Le facteur n’est pas passé. « M. X avait la possibilité de convaincre la commission disciplinaire qu’il n’avait pas commis ces faits, poursuit-elle, chose qu’il n’a pas réussi à faire ». Mais pour le justifier, l’avocate du théologien explique que la convocation à la section disciplinaire n’est jamais parvenue à M. X et qu’il aurait été de fait prévenu seulement quatre jours avant son déroulement. « Cela a empêché M. X de se défendre comme il se doit ». L’université acquiesce mais conteste : M. X était au courant des délais [maximum six mois entre la commission d’instruction et la section disciplinaire, NDLR], il avait largement le temps de préparer sa défense.
« C’est dramatique, je n’ai plus aucun revenu… »
Clap de fin. À la question des juges « Quelle est votre situation actuellement ? », M. X répond avec désarroi : « C’est dramatique, depuis juillet 2023, je n’ai plus aucun revenu… » Au vu des éléments apportés, l’avocate de l’accusé demande aux juges « de faire preuve de la plus grande bienveillance pour faire droit à la demande de sursis qui est demandée ». L’université n’en démord pas : les faits sont clairs, le tort apporté à l’université prouvé, la sanction justifiée. Silence. Les juges posent leurs stylos. La séance est close.
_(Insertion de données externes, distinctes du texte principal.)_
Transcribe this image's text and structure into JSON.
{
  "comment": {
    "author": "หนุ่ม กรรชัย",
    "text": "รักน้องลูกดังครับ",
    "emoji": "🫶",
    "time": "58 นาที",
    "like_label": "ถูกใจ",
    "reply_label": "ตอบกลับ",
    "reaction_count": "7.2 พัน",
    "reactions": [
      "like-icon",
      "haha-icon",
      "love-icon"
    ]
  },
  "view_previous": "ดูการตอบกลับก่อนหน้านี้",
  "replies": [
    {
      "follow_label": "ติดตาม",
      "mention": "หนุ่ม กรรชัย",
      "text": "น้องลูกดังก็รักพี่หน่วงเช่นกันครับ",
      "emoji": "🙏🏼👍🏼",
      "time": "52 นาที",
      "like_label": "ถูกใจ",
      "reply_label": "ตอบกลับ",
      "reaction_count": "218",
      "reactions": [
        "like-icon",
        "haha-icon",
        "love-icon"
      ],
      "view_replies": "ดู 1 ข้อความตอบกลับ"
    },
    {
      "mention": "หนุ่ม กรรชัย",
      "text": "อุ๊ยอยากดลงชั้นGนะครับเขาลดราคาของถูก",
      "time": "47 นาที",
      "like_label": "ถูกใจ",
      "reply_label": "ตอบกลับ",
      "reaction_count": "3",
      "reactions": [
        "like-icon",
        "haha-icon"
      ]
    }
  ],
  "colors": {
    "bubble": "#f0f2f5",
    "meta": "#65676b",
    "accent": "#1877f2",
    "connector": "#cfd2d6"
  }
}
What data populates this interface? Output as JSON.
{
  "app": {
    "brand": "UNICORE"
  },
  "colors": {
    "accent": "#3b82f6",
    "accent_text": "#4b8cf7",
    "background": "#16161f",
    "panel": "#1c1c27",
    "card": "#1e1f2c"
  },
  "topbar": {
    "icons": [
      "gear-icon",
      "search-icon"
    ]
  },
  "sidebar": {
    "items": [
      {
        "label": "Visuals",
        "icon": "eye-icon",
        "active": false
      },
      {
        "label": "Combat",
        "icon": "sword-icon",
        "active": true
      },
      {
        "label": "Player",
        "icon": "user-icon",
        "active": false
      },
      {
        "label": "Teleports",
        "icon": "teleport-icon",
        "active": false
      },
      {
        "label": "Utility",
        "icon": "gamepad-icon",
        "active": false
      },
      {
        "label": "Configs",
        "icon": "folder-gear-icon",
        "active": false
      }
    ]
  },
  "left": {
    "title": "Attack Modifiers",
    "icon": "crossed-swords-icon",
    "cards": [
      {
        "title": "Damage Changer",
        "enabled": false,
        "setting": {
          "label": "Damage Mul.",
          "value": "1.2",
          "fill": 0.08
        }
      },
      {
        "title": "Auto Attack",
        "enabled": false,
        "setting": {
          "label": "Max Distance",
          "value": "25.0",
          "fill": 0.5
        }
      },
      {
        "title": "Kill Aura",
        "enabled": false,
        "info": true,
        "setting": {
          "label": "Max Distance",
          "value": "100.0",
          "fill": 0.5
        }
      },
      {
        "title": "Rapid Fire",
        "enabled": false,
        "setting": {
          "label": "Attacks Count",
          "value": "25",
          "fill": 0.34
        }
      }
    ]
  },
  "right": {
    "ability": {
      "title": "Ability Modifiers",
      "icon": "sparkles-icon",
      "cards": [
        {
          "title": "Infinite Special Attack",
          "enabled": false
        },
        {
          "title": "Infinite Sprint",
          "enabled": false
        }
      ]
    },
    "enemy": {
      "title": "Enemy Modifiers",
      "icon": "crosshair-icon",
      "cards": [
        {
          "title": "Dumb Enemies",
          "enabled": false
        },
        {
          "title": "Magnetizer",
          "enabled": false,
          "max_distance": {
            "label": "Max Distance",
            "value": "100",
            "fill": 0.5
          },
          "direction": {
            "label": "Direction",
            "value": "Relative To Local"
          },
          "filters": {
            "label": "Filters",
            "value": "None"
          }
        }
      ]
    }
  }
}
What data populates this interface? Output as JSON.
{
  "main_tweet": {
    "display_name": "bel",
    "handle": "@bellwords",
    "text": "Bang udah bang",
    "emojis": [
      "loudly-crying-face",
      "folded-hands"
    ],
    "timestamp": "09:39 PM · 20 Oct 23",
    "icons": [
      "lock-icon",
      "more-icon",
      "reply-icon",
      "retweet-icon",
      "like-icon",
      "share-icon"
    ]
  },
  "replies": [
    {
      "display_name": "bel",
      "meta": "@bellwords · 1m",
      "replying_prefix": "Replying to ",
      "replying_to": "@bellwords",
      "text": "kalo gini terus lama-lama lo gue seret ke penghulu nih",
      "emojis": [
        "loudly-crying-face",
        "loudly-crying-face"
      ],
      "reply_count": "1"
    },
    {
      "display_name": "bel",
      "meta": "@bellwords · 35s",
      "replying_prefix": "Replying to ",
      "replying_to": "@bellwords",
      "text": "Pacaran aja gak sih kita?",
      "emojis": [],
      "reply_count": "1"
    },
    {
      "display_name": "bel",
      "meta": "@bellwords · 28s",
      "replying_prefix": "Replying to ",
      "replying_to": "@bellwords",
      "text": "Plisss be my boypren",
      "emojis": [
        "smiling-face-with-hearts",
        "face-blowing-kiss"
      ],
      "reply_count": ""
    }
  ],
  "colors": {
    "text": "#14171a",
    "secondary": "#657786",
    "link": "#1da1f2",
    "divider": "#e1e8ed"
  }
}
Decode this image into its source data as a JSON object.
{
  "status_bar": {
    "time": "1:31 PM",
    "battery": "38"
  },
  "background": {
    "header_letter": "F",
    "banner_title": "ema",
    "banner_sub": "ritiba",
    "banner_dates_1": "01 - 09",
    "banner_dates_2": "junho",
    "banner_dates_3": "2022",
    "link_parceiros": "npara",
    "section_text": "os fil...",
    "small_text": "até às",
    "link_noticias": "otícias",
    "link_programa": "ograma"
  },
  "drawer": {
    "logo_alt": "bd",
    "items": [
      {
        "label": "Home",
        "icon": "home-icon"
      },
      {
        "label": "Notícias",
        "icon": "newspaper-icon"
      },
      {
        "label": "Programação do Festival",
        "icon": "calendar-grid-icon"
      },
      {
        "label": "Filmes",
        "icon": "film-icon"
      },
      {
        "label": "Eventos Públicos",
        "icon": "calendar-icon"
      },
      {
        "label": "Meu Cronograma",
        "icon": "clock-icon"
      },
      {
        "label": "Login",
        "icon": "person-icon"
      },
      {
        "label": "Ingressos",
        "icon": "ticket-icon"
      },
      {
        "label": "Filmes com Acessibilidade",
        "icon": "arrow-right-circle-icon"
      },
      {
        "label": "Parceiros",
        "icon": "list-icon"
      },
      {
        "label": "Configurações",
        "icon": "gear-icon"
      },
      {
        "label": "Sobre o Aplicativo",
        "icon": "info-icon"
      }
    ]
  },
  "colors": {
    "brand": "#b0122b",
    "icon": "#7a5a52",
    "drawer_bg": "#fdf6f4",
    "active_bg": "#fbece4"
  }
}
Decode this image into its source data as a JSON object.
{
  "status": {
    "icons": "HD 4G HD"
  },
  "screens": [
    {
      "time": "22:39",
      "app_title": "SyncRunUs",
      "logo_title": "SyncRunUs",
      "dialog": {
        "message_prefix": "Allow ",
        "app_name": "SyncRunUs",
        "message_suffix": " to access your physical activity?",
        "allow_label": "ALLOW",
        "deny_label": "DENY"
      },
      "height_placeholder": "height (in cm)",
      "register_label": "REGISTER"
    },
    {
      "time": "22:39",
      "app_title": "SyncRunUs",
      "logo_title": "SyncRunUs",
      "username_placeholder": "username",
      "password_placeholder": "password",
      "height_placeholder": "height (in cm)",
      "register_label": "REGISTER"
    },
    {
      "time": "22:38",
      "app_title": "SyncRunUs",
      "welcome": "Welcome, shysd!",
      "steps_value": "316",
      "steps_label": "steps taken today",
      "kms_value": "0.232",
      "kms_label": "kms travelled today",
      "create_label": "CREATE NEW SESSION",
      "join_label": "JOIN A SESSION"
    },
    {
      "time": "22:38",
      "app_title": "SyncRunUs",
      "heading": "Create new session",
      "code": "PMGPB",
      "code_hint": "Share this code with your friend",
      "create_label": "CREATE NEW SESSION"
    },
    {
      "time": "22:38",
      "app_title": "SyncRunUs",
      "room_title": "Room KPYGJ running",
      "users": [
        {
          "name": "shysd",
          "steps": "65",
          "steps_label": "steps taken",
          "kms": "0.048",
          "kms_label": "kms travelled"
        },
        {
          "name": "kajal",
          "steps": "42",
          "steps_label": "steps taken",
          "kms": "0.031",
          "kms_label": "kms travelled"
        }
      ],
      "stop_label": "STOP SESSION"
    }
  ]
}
Le jugement sera transmis dans les semaines à venir.
Mise à jour le 15 mai 2024 : La décision du Cneser disciplinaire a été publiée au bulletin officiel du ministère de la Recherche du 09 mai 2024. Bilan des courses : la demande de sursis est accordée à M. X et l’université de Strasbourg est condamnée à verser la somme de 1500 euros à l’enseignant-chercheur.